FLEEING, LEAVING, MOVING


   Adi Alsaid

 

 

   For Shmuli to exist, borders had needed to be crossed.

   Now came another. He had a student visa printed into his passport that told him so, made the move official, despite his trepidation. He would not die on the crossing, there was no risk of that at all. The plane, maybe, but no more risk than anyone took on any given day.

   This was merely a matter of paperwork and lines at the airport. This was not like the Syrian border in 1948. His grandmother, a baby then, had wanted to wail for the discomfort of the journey, but a hand had been clamped over her mouth so that the British soldiers, the Lebanese soldiers, the many men out there looking for human beings not allowed to go from one place to another, would not hear her distress. That hand might have almost killed her, his grandmother always said, but it saved her, too. Silenced her into survival.

   No such danger for Shmuli, though there had been a moment when his earphones weren’t all the way in and he hit Play before boarding the flight, and someone had cast a dirty glance his way.

   Yes, without mere survival, without that hand clamped over his grandmother’s infant mouth, Shmuli would not be on that plane, would not be on the planet at all. 1948, notably, would have ended him, and 1941, too; probably many other examples could have been dug up before that. Years when the world would have ended Shmuli’s grandparents or great-grandparents or some other descendant had they not escaped from one place to the other. The accounts of many of those years, however, were simply lost. His great-grandparents had survived 1941 and 1948; they had crossed away from danger, and so Shmuli existed.

   Shmuli, though, did not exist on mere survival. He was a specific human being, unmatched by any other human being who was living during his time, or, indeed, any who had come before. Not in skills, or any particular sort of excellence (although he was a terrific sleeper, and not too shabby at video games and school), but merely in the specific details that made him who he was. The way, for example, that after a meal he pushed himself away from the table, turned parallel to it, and crossed his legs as he digested. He did this only because he had learned the behavior from his father. His father learned the behavior from his own father, who had done it only because the dining room where he’d lived in Yaffo did not have space between the table and the wall to properly relax after a meal the way he had been able to do in Plovdiv, and so he was forced to turn parallel to the table.

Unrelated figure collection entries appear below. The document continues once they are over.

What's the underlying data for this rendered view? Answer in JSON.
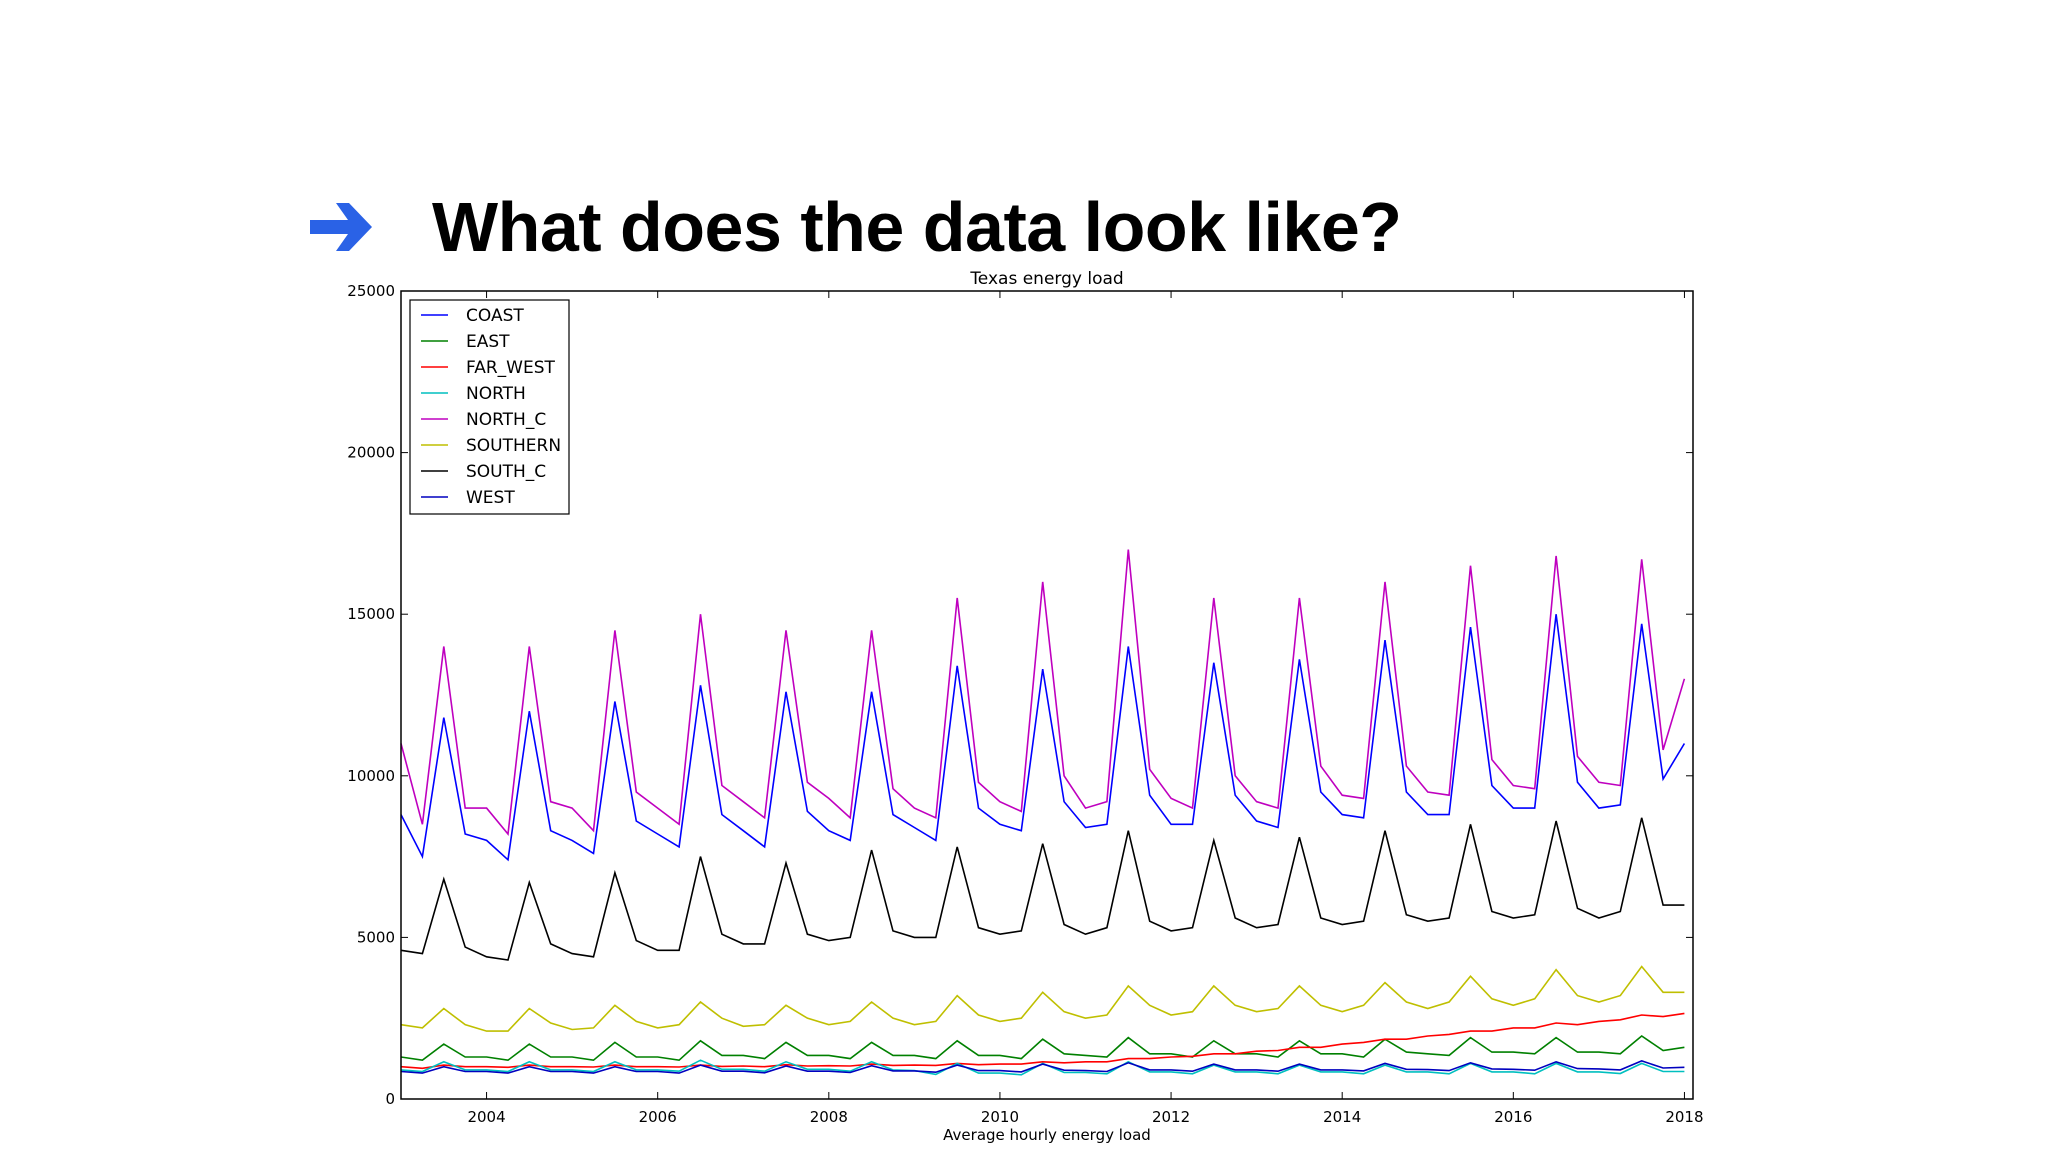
{
  "slide": {
    "heading": "What does the data look like?",
    "arrow_icon": "right-arrow-icon",
    "arrow_color": "#2a62e6"
  },
  "chart_data": {
    "type": "line",
    "title": "Texas energy load",
    "xlabel": "Average hourly energy load",
    "ylabel": "",
    "xlim": [
      2003.0,
      2018.1
    ],
    "ylim": [
      0,
      25000
    ],
    "x_ticks": [
      2004,
      2006,
      2008,
      2010,
      2012,
      2014,
      2016,
      2018
    ],
    "y_ticks": [
      0,
      5000,
      10000,
      15000,
      20000,
      25000
    ],
    "grid": false,
    "legend_position": "top-left",
    "x": [
      2003.0,
      2003.25,
      2003.5,
      2003.75,
      2004.0,
      2004.25,
      2004.5,
      2004.75,
      2005.0,
      2005.25,
      2005.5,
      2005.75,
      2006.0,
      2006.25,
      2006.5,
      2006.75,
      2007.0,
      2007.25,
      2007.5,
      2007.75,
      2008.0,
      2008.25,
      2008.5,
      2008.75,
      2009.0,
      2009.25,
      2009.5,
      2009.75,
      2010.0,
      2010.25,
      2010.5,
      2010.75,
      2011.0,
      2011.25,
      2011.5,
      2011.75,
      2012.0,
      2012.25,
      2012.5,
      2012.75,
      2013.0,
      2013.25,
      2013.5,
      2013.75,
      2014.0,
      2014.25,
      2014.5,
      2014.75,
      2015.0,
      2015.25,
      2015.5,
      2015.75,
      2016.0,
      2016.25,
      2016.5,
      2016.75,
      2017.0,
      2017.25,
      2017.5,
      2017.75,
      2018.0
    ],
    "series": [
      {
        "name": "COAST",
        "color": "#0000ff",
        "values": [
          8800,
          7500,
          11800,
          8200,
          8000,
          7400,
          12000,
          8300,
          8000,
          7600,
          12300,
          8600,
          8200,
          7800,
          12800,
          8800,
          8300,
          7800,
          12600,
          8900,
          8300,
          8000,
          12600,
          8800,
          8400,
          8000,
          13400,
          9000,
          8500,
          8300,
          13300,
          9200,
          8400,
          8500,
          14000,
          9400,
          8500,
          8500,
          13500,
          9400,
          8600,
          8400,
          13600,
          9500,
          8800,
          8700,
          14200,
          9500,
          8800,
          8800,
          14600,
          9700,
          9000,
          9000,
          15000,
          9800,
          9000,
          9100,
          14700,
          9900,
          11000
        ]
      },
      {
        "name": "EAST",
        "color": "#008000",
        "values": [
          1300,
          1200,
          1700,
          1300,
          1300,
          1200,
          1700,
          1300,
          1300,
          1200,
          1750,
          1300,
          1300,
          1200,
          1800,
          1350,
          1350,
          1250,
          1750,
          1350,
          1350,
          1250,
          1750,
          1350,
          1350,
          1250,
          1800,
          1350,
          1350,
          1250,
          1850,
          1400,
          1350,
          1300,
          1900,
          1400,
          1400,
          1300,
          1800,
          1400,
          1400,
          1300,
          1800,
          1400,
          1400,
          1300,
          1850,
          1450,
          1400,
          1350,
          1900,
          1450,
          1450,
          1400,
          1900,
          1450,
          1450,
          1400,
          1950,
          1500,
          1600
        ]
      },
      {
        "name": "FAR_WEST",
        "color": "#ff0000",
        "values": [
          1000,
          950,
          1050,
          1000,
          1000,
          980,
          1050,
          1000,
          1000,
          990,
          1050,
          1000,
          1000,
          990,
          1050,
          1010,
          1020,
          1000,
          1060,
          1020,
          1030,
          1020,
          1080,
          1040,
          1050,
          1040,
          1100,
          1060,
          1080,
          1080,
          1150,
          1120,
          1150,
          1150,
          1250,
          1250,
          1300,
          1320,
          1400,
          1400,
          1480,
          1500,
          1600,
          1600,
          1700,
          1750,
          1850,
          1850,
          1950,
          2000,
          2100,
          2100,
          2200,
          2200,
          2350,
          2300,
          2400,
          2450,
          2600,
          2550,
          2650
        ]
      },
      {
        "name": "NORTH",
        "color": "#00bfbf",
        "values": [
          900,
          850,
          1150,
          900,
          900,
          850,
          1150,
          900,
          900,
          850,
          1150,
          900,
          900,
          860,
          1200,
          920,
          920,
          860,
          1150,
          920,
          920,
          860,
          1150,
          900,
          880,
          760,
          1100,
          800,
          800,
          750,
          1100,
          820,
          820,
          780,
          1150,
          840,
          840,
          780,
          1050,
          840,
          840,
          780,
          1050,
          840,
          840,
          780,
          1050,
          840,
          840,
          780,
          1100,
          840,
          840,
          780,
          1100,
          840,
          840,
          790,
          1100,
          850,
          850
        ]
      },
      {
        "name": "NORTH_C",
        "color": "#bf00bf",
        "values": [
          11000,
          8500,
          14000,
          9000,
          9000,
          8200,
          14000,
          9200,
          9000,
          8300,
          14500,
          9500,
          9000,
          8500,
          15000,
          9700,
          9200,
          8700,
          14500,
          9800,
          9300,
          8700,
          14500,
          9600,
          9000,
          8700,
          15500,
          9800,
          9200,
          8900,
          16000,
          10000,
          9000,
          9200,
          17000,
          10200,
          9300,
          9000,
          15500,
          10000,
          9200,
          9000,
          15500,
          10300,
          9400,
          9300,
          16000,
          10300,
          9500,
          9400,
          16500,
          10500,
          9700,
          9600,
          16800,
          10600,
          9800,
          9700,
          16700,
          10800,
          13000
        ]
      },
      {
        "name": "SOUTHERN",
        "color": "#bfbf00",
        "values": [
          2300,
          2200,
          2800,
          2300,
          2100,
          2100,
          2800,
          2350,
          2150,
          2200,
          2900,
          2400,
          2200,
          2300,
          3000,
          2500,
          2250,
          2300,
          2900,
          2500,
          2300,
          2400,
          3000,
          2500,
          2300,
          2400,
          3200,
          2600,
          2400,
          2500,
          3300,
          2700,
          2500,
          2600,
          3500,
          2900,
          2600,
          2700,
          3500,
          2900,
          2700,
          2800,
          3500,
          2900,
          2700,
          2900,
          3600,
          3000,
          2800,
          3000,
          3800,
          3100,
          2900,
          3100,
          4000,
          3200,
          3000,
          3200,
          4100,
          3300,
          3300
        ]
      },
      {
        "name": "SOUTH_C",
        "color": "#000000",
        "values": [
          4600,
          4500,
          6800,
          4700,
          4400,
          4300,
          6700,
          4800,
          4500,
          4400,
          7000,
          4900,
          4600,
          4600,
          7500,
          5100,
          4800,
          4800,
          7300,
          5100,
          4900,
          5000,
          7700,
          5200,
          5000,
          5000,
          7800,
          5300,
          5100,
          5200,
          7900,
          5400,
          5100,
          5300,
          8300,
          5500,
          5200,
          5300,
          8000,
          5600,
          5300,
          5400,
          8100,
          5600,
          5400,
          5500,
          8300,
          5700,
          5500,
          5600,
          8500,
          5800,
          5600,
          5700,
          8600,
          5900,
          5600,
          5800,
          8700,
          6000,
          6000
        ]
      },
      {
        "name": "WEST",
        "color": "#0000bf",
        "values": [
          850,
          800,
          1000,
          850,
          850,
          800,
          1000,
          850,
          850,
          800,
          1000,
          850,
          850,
          800,
          1050,
          860,
          860,
          810,
          1020,
          860,
          860,
          820,
          1030,
          870,
          870,
          830,
          1050,
          880,
          880,
          840,
          1080,
          890,
          880,
          850,
          1120,
          900,
          900,
          860,
          1080,
          900,
          900,
          860,
          1080,
          900,
          900,
          870,
          1100,
          920,
          910,
          880,
          1120,
          930,
          920,
          890,
          1150,
          940,
          930,
          900,
          1180,
          960,
          980
        ]
      }
    ]
  }
}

   Shmuli would not have been Shmuli if he did not sit this way after a meal. Anyone who knew him would say so. His friends constantly pointed it out, laughed about it, would miss it now that he was leaving them and no one was there to turn awkwardly away from the table.

   And for Shmuli to sit this way after a meal, be it kebab or falafel or bife de chorizo, his grandparents had to have left Bulgaria for Israel. Yes, yes, his grandparents would have died if they had not left. But the kitchen. The kitchen taught Shmuli’s grandfather, Solomon, to sit this way.

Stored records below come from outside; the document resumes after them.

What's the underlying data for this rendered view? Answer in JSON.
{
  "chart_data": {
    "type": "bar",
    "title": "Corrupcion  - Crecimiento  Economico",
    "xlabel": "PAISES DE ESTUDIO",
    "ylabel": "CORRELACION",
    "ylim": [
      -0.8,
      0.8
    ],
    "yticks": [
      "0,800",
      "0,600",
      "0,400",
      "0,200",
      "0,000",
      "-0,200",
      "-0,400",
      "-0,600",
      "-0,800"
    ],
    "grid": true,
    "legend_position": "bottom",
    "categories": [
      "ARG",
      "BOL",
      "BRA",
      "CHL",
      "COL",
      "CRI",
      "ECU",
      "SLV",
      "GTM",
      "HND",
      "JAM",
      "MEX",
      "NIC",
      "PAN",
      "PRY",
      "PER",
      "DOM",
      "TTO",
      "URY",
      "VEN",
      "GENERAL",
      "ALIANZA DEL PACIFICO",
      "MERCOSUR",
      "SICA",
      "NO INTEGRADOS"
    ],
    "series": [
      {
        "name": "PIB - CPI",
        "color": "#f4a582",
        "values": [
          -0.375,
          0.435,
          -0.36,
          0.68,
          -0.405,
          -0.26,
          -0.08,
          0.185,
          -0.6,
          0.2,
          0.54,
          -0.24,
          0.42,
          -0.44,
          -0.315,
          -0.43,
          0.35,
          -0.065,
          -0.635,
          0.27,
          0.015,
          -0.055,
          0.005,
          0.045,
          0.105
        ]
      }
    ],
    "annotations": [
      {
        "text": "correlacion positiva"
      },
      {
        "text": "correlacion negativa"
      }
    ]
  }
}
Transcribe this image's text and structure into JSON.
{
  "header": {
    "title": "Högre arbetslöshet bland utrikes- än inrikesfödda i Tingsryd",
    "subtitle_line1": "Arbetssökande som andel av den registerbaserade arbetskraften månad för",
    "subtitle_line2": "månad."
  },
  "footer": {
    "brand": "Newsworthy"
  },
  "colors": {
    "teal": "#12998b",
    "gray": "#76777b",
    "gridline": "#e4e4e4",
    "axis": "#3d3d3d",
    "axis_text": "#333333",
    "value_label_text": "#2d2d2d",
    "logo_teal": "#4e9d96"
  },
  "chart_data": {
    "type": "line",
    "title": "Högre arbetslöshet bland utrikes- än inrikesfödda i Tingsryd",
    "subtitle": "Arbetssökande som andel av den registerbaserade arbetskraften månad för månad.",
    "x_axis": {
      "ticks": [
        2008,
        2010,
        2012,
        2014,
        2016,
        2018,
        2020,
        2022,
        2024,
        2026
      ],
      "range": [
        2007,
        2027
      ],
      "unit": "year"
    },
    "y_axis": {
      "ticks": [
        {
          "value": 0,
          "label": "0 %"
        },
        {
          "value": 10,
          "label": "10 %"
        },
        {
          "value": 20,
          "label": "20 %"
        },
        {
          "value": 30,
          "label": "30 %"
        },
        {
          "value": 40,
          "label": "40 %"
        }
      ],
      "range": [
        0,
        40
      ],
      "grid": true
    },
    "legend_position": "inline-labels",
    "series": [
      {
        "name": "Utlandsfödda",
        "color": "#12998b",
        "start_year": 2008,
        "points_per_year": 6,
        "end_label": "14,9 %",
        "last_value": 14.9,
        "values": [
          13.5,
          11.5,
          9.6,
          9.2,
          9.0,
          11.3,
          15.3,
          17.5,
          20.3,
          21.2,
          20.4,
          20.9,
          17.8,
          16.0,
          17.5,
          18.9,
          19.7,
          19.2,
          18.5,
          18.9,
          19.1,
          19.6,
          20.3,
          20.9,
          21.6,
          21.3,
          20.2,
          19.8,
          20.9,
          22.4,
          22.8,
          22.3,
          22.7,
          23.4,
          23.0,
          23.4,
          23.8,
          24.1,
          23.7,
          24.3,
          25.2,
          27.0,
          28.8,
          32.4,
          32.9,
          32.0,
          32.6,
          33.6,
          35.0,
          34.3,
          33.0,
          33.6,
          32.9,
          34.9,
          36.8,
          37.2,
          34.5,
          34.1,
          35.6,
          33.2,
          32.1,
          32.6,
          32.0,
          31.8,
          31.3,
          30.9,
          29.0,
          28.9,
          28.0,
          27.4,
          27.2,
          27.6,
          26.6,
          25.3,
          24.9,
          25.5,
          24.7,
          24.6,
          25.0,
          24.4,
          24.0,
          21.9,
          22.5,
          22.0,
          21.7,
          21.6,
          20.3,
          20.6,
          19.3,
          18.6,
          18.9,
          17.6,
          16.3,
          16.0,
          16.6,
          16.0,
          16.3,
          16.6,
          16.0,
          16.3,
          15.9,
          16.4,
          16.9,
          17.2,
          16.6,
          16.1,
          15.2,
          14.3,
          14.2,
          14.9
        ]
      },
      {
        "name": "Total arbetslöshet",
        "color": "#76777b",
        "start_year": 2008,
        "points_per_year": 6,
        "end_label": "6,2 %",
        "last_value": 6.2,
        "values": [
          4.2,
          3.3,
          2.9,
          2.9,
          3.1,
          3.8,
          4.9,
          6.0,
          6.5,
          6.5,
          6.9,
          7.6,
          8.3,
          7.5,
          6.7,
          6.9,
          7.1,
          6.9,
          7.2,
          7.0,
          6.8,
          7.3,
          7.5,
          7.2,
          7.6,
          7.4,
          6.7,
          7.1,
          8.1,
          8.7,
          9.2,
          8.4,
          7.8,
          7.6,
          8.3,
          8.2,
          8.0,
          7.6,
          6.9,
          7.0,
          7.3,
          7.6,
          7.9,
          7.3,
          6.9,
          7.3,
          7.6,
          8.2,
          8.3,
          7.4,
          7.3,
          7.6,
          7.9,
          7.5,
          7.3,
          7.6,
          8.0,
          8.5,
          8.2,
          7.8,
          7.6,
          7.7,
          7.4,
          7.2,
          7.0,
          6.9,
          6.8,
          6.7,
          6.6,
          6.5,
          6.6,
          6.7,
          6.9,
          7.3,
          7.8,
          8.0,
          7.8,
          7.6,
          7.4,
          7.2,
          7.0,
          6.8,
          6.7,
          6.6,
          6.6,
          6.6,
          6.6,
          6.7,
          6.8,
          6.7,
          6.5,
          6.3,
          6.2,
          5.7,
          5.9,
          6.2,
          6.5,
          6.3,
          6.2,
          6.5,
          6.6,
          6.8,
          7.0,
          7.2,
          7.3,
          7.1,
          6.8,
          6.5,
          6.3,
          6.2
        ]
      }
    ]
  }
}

   And Shmuli’s father, Itzhak, watched him do it over and over again—push himself back, lean one elbow on the table, turn his body, and cross his legs. Sometimes he would chew languidly on a toothpick while he did this, and sometimes, tired from his day at work, he would cover his eyes with his hand and briefly nap. But always, he sat this way. For years and years, Shmuli’s father watched Solomon and learned the behavior the way children so naturally pick up their parents’ quirks. By the time Itzhak was a teenager running around the beaches of Tel Aviv, a surfboard tucked beneath his armpit, he was doing it too.